Although neither man has high hopes for the next two weeks spent in each other’s company, it isn’t long before they form a tentative friendship. Theo is attracted to Luca, but isn’t sure if Luca feels the same, and he doesn’t trust his instincts. Luca is attracted to Theo, but can’t quite figure him out – it seems like Theo is interested in more than a friendship, but it’s hard to be sure. Only after Luca confronts him – and Theo finally confesses he has dyspraxia and how it affects him, do they admit they’d like to be more than friends. The pair agree to a short summer fling while Theo is staying at The Majestic, although it’s clear from both of their PoVs that their feelings are far from casual.
As Theo and Luca transition from enemies to loves, the narrative alternately charms readers with lovely vignettes of their developing intimacy, and frustrates, as they stubbornly keep a part of themselves separate, fearing rejection and afraid to trust how they feel. It’s an idyllic interlude from reality – they deliberately avoid discussing their impending separation, or their disparate dreams for The Majestic – and it’s a bittersweet pleasure watching them fall in love, knowing it can’t last. Theo and Lucas are appealing heroes, and although they seem to have little in common, the author does a masterful job establishing how well those differences complement each other.

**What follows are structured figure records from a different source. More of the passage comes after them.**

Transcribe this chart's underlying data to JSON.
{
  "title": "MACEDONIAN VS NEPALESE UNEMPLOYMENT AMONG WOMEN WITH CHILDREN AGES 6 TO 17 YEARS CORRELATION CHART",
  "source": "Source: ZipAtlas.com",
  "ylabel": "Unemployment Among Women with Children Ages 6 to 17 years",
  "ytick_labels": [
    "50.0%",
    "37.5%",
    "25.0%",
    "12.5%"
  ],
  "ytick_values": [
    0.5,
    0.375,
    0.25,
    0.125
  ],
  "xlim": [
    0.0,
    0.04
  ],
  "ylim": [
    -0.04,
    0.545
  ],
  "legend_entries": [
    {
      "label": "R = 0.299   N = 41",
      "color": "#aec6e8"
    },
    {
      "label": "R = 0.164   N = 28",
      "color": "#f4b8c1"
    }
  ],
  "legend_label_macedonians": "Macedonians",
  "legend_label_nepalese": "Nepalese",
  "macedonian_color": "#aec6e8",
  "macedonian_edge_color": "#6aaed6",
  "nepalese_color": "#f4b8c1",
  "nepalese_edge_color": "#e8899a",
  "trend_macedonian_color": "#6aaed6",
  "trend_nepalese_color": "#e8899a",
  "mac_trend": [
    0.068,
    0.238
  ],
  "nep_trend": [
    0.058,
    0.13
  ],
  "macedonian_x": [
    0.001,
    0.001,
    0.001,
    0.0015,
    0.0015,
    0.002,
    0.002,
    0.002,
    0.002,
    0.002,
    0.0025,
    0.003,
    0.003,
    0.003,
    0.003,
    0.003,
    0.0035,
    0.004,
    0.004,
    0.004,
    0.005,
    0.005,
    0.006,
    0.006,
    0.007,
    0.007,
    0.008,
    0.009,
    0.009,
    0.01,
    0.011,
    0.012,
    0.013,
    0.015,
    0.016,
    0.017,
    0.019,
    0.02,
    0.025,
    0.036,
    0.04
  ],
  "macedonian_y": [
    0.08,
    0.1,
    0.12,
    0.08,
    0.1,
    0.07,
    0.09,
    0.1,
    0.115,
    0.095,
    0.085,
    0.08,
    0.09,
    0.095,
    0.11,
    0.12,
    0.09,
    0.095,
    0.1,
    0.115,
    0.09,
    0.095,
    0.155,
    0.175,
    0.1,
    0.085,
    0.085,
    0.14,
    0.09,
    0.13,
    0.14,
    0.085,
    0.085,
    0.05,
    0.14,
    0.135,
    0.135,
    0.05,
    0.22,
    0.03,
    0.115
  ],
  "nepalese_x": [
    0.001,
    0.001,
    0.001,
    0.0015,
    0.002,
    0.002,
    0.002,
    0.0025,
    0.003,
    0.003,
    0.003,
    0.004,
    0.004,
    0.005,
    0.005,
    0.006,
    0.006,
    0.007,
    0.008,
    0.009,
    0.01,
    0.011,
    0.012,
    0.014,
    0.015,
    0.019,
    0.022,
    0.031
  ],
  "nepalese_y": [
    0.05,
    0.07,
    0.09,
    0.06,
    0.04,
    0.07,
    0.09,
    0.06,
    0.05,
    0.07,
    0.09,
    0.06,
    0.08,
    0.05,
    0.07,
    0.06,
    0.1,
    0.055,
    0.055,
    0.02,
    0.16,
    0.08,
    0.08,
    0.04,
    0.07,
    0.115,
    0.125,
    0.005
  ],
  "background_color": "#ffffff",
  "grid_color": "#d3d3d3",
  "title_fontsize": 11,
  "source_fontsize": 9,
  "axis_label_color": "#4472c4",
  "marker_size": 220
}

Unfortunately, the things they have in common – fear drives their decision making, fractured parental relationships, trouble communicating – ultimately tears them apart. Watching Theo and Luca fall for each other is akin to watching a car crash in slow motion… you just know the crash is coming but you keep hoping it doesn’t. It does.
Much like in her other stories, Ms. Malcolm proves adept at showing the vulnerable and flawed facets of her principal (and secondary) characters. Luca and Theo are lovely and mostly good to each other, but they struggle. Past, unresolved hurts make it difficult for Luca to trust Theo, and he’s quick to lash out whenever he feels threatened; Theo wants a partner to love and shower with affection, but a painful past relationship has led him to doubt his appeal or his instincts – and his dyspraxia only exacerbates his insecurities. Both men have complex relationships with their parents (and step-parent), and although I think these secondary characters – and the problems they present – absolutely enhance this story and add nuance and complexity to it, they’re a largely unlikeable lot.
Between the Lines is an apt title for this beautiful love story. As the novel unfolds, Luca and Theo struggle to understand what they mean to each other when neither is brave enough to confess the truth. False starts, misunderstandings and past hurts conspire to keep them apart, until… well, you’ll have to see won’t you? Between the Lines drew me in from the first page to the last, and that super sweet epilogue (which I loved) left me sighing as I said goodbye. Great stuff.